Aparecieron más figuras ante la hoguera. La Muerte alcanzó a ver unas cuantas cuerdas llenas de banderines.

—Los mozos del pueblo suelen poner un par de puertas de granero en el suelo y las clavan para hacer una especie de tarima —señaló la señorita Flitworth—. Así todo el mundo puede bailar.

¿BAILES FOLCLÓRICOS? —preguntó la Muerte con tono de cansancio.

—No. Aquí tenemos dignidad, oiga.

PERDONE.

—Eh, es Bill Puerta, ¿no? —preguntó de repente una figura que salía de la oscuridad.

—¡Es el bueno de Bill!

—¡Hola, Bill! La Muerte contempló el círculo de rostros inocentes.

HOLA, AMIGOS MÍOS.

—Se decía que te habías marchado —dijo Duque Bottomley.

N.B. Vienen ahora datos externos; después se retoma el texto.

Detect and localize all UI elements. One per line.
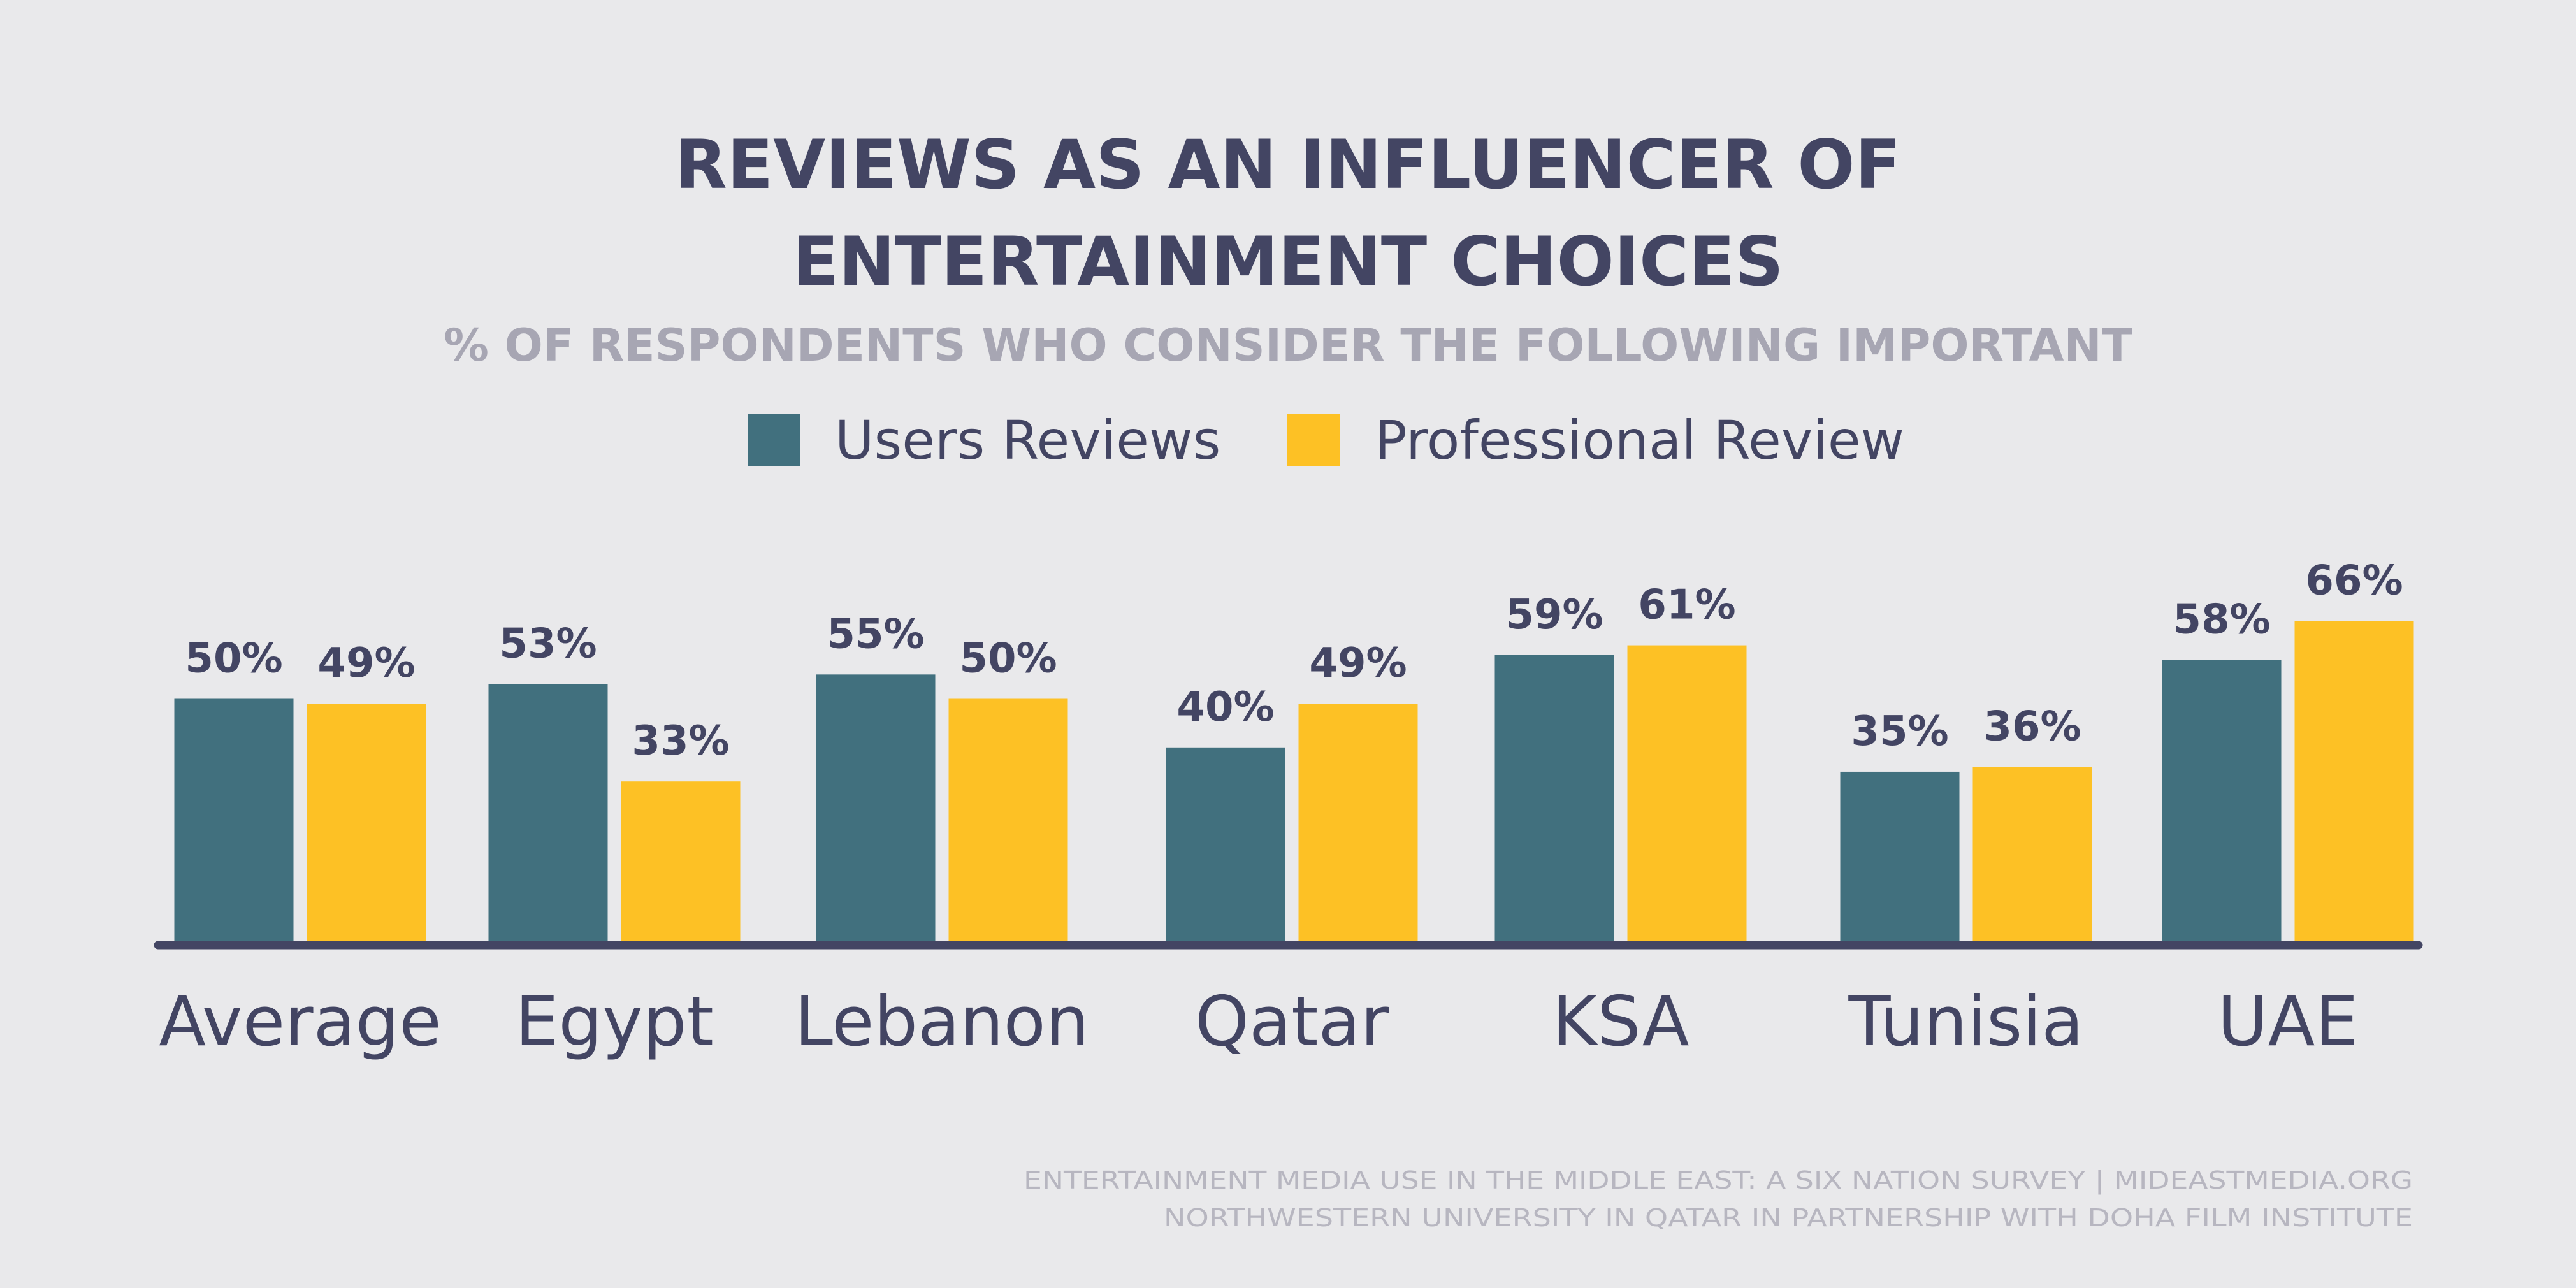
bar-users-reviews-lebanon xyxy=(816,674,936,942)
source-line-1: ENTERTAINMENT MEDIA USE IN THE MIDDLE EA… xyxy=(1024,1166,2413,1195)
bar-users-reviews-average xyxy=(174,698,294,942)
legend-swatch-professional-review xyxy=(1287,414,1340,466)
chart-subtitle: % OF RESPONDENTS WHO CONSIDER THE FOLLOW… xyxy=(444,319,2132,372)
legend-label-users-reviews: Users Reviews xyxy=(835,409,1220,472)
value-label-users-reviews-uae: 58% xyxy=(2173,596,2270,643)
value-label-professional-review-qatar: 49% xyxy=(1309,640,1407,687)
chart-title-line-1: REVIEWS AS AN INFLUENCER OF xyxy=(675,126,1901,204)
legend-label-professional-review: Professional Review xyxy=(1375,409,1904,472)
value-label-professional-review-average: 49% xyxy=(317,640,415,687)
bar-professional-review-uae xyxy=(2294,621,2414,942)
value-label-professional-review-ksa: 61% xyxy=(1638,582,1735,629)
value-label-professional-review-tunisia: 36% xyxy=(1983,703,2081,750)
value-label-professional-review-lebanon: 50% xyxy=(959,635,1057,683)
bar-users-reviews-uae xyxy=(2162,660,2282,942)
value-label-users-reviews-ksa: 59% xyxy=(1505,591,1603,639)
value-label-users-reviews-average: 50% xyxy=(185,635,282,683)
category-label-egypt: Egypt xyxy=(515,982,714,1062)
bar-professional-review-ksa xyxy=(1627,645,1747,942)
chart-title-line-2: ENTERTAINMENT CHOICES xyxy=(792,222,1783,301)
bar-professional-review-lebanon xyxy=(948,698,1068,942)
source-line-2: NORTHWESTERN UNIVERSITY IN QATAR IN PART… xyxy=(1164,1204,2413,1232)
value-label-professional-review-egypt: 33% xyxy=(632,718,729,765)
bar-users-reviews-qatar xyxy=(1166,747,1285,942)
bars-group xyxy=(174,621,2414,942)
value-label-professional-review-uae: 66% xyxy=(2305,557,2403,604)
bar-professional-review-qatar xyxy=(1298,704,1418,942)
bar-professional-review-tunisia xyxy=(1972,767,2092,942)
legend-swatch-users-reviews xyxy=(748,414,800,466)
value-label-users-reviews-lebanon: 55% xyxy=(827,611,924,658)
bar-professional-review-average xyxy=(307,704,426,942)
value-label-users-reviews-egypt: 53% xyxy=(499,621,597,668)
bar-professional-review-egypt xyxy=(621,781,741,942)
bar-users-reviews-egypt xyxy=(488,684,608,942)
category-label-lebanon: Lebanon xyxy=(795,982,1089,1062)
value-label-users-reviews-qatar: 40% xyxy=(1176,684,1274,731)
category-label-tunisia: Tunisia xyxy=(1848,982,2084,1062)
category-label-uae: UAE xyxy=(2217,982,2358,1062)
value-label-users-reviews-tunisia: 35% xyxy=(1851,708,1948,755)
bar-users-reviews-tunisia xyxy=(1840,771,1960,942)
category-label-average: Average xyxy=(159,982,442,1062)
value-labels-group: 50% 49% 53% 33% 55% 50% 40% 49% 59% 61% 35% 36% 58% 6… xyxy=(185,557,2403,765)
category-label-ksa: KSA xyxy=(1552,982,1689,1062)
category-labels-group: Average Egypt Lebanon Qatar KSA Tunisia UAE xyxy=(159,982,2358,1062)
category-label-qatar: Qatar xyxy=(1195,982,1389,1062)
bar-users-reviews-ksa xyxy=(1494,655,1614,942)
legend: Users Reviews Professional Review xyxy=(748,409,1904,472)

Miró a la señorita Flitworth cuando la Muerte la ayudó a bajar del caballo. La voz le falló unos instantes mientras trataba de analizar la situación.

—Esta noche está… chispeante, señorita Flitworth —consiguió decir en tono galante.

El aire olía a hierba húmeda, cálida. La orquesta de aficionados todavía se estaba colocando bajo los toldos.

Había mesas montadas en caballetes, abarrotadas con esa clase de comida que se suele asociar con la palabra «aperitivos»: empanadas de carne como brillantes fortalezas militares, jarras de demoníacas cebollas en escabeche, patatas asadas ahogándose en un océano de colesterol en forma de mantequilla fundida… Algunos de los ancianos del lugar se habían situado ya en los bancos junto a las mesas, y masticaban la comida con estoicismo aunque sin dientes, con aspecto de estar dispuestos a seguir allí toda la noche si fuera necesario.